Daniel Quipp of Brattleboro agreed. He asked why the school district was trying so hard to move beyond its natural resources.

“Maybe we need to listen to what our land tells us,” he said.

Establishing a capital reserve fund and considering climate change

Voters later approved an article authorizing the new board to establish a capital reserve fund. Voter approval to establish the bank account is required by state law.

Under new business, Kurt Daims of Brattleboro proposed a non-binding resolution that the WSESU school directors include climate crisis in every regular meeting of the school directors.

Lori Cartwright, also of Brattleboro, made a friendly amendment to compel the school board to make district purchasing decisions through a lens of environmental, racial, and social equity.

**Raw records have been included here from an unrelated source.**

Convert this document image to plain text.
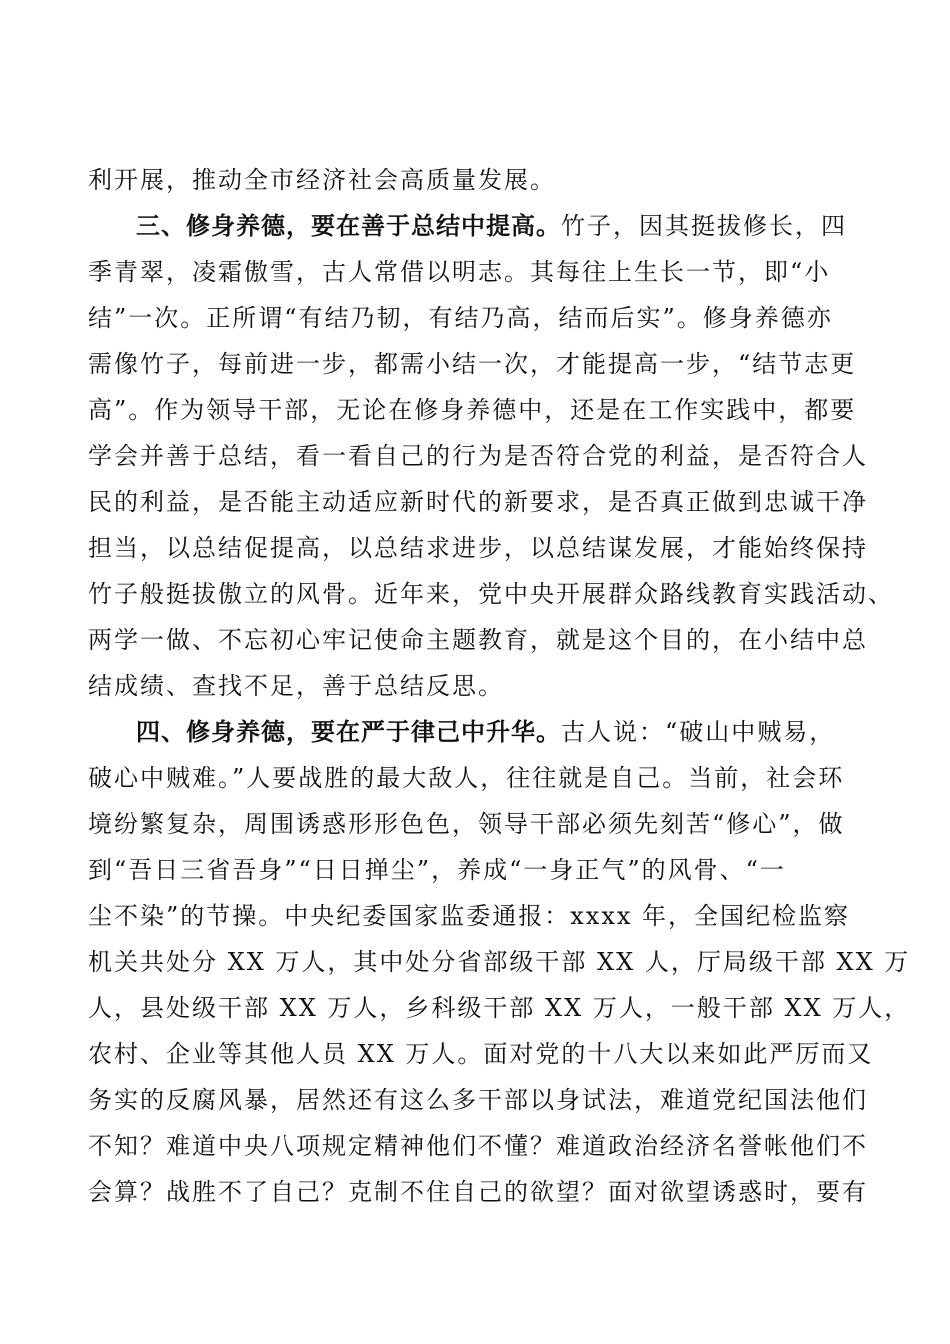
利开展，推动全市经济社会高质量发展。
三、修身养德，要在善于总结中提高。竹子，因其挺拔修长，四
季青翠，凌霜傲雪，古人常借以明志。其每往上生长一节，即“小
结”一次。正所谓“有结乃韧，有结乃高，结而后实”。修身养德亦
需像竹子，每前进一步，都需小结一次，才能提高一步，“结节志更
高”。作为领导干部，无论在修身养德中，还是在工作实践中，都要
学会并善于总结，看一看自己的行为是否符合党的利益，是否符合人
民的利益，是否能主动适应新时代的新要求，是否真正做到忠诚干净
担当，以总结促提高，以总结求进步，以总结谋发展，才能始终保持
竹子般挺拔傲立的风骨。近年来，党中央开展群众路线教育实践活动、
两学一做、不忘初心牢记使命主题教育，就是这个目的，在小结中总
结成绩、查找不足，善于总结反思。
四、修身养德，要在严于律己中升华。古人说：“破山中贼易，
破心中贼难。”人要战胜的最大敌人，往往就是自己。当前，社会环
境纷繁复杂，周围诱惑形形色色，领导干部必须先刻苦“修心”，做
到“吾日三省吾身”“日日掸尘”，养成“一身正气”的风骨、“一
尘不染”的节操。中央纪委国家监委通报：xxxx 年，全国纪检监察
机关共处分 XX 万人，其中处分省部级干部 XX 人，厅局级干部 XX 万
人，县处级干部 XX 万人，乡科级干部 XX 万人，一般干部 XX 万人，
农村、企业等其他人员 XX 万人。面对党的十八大以来如此严厉而又
务实的反腐风暴，居然还有这么多干部以身试法，难道党纪国法他们
不知？难道中央八项规定精神他们不懂？难道政治经济名誉帐他们不
会算？战胜不了自己？克制不住自己的欲望？面对欲望诱惑时，要有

The body also passed a non-binding resolution asking the school board to offer child care at all its meeting.

The numbers

Rucker estimated that the $100,000 added to the FY20 budget will raise the district's overall tax rate from $1.704 to $1.708. He estimated that increase equaled approximately $4 for every $100,000 of assessed property.

The final amount for individual taxpayers will vary depending on their town, due to the state formula to adjust for the difference between the assessed value of property versus the same property's value in the real estate marketplace.

Another factor is whether a household qualifies for income sensitivity.

The starting tax rates for the WSESD member towns:

• Brattleboro: $1.646 for every $100 of property

• Dummerston: $1.647

• Guilford: $1.694

• Putney: $1.713

Of the 14,529 registered voters in the WSESD, 1.5 percent attended the meeting. Per capita, Dummerston and Guildford had the highest rate of turnout.

More voters - an increase of 90 percent - attended the June meeting, compared to an organizational meeting held earlier this year. According to the minutes of the new district's organizational meeting held in February, 0.79 percent of registered voters attended.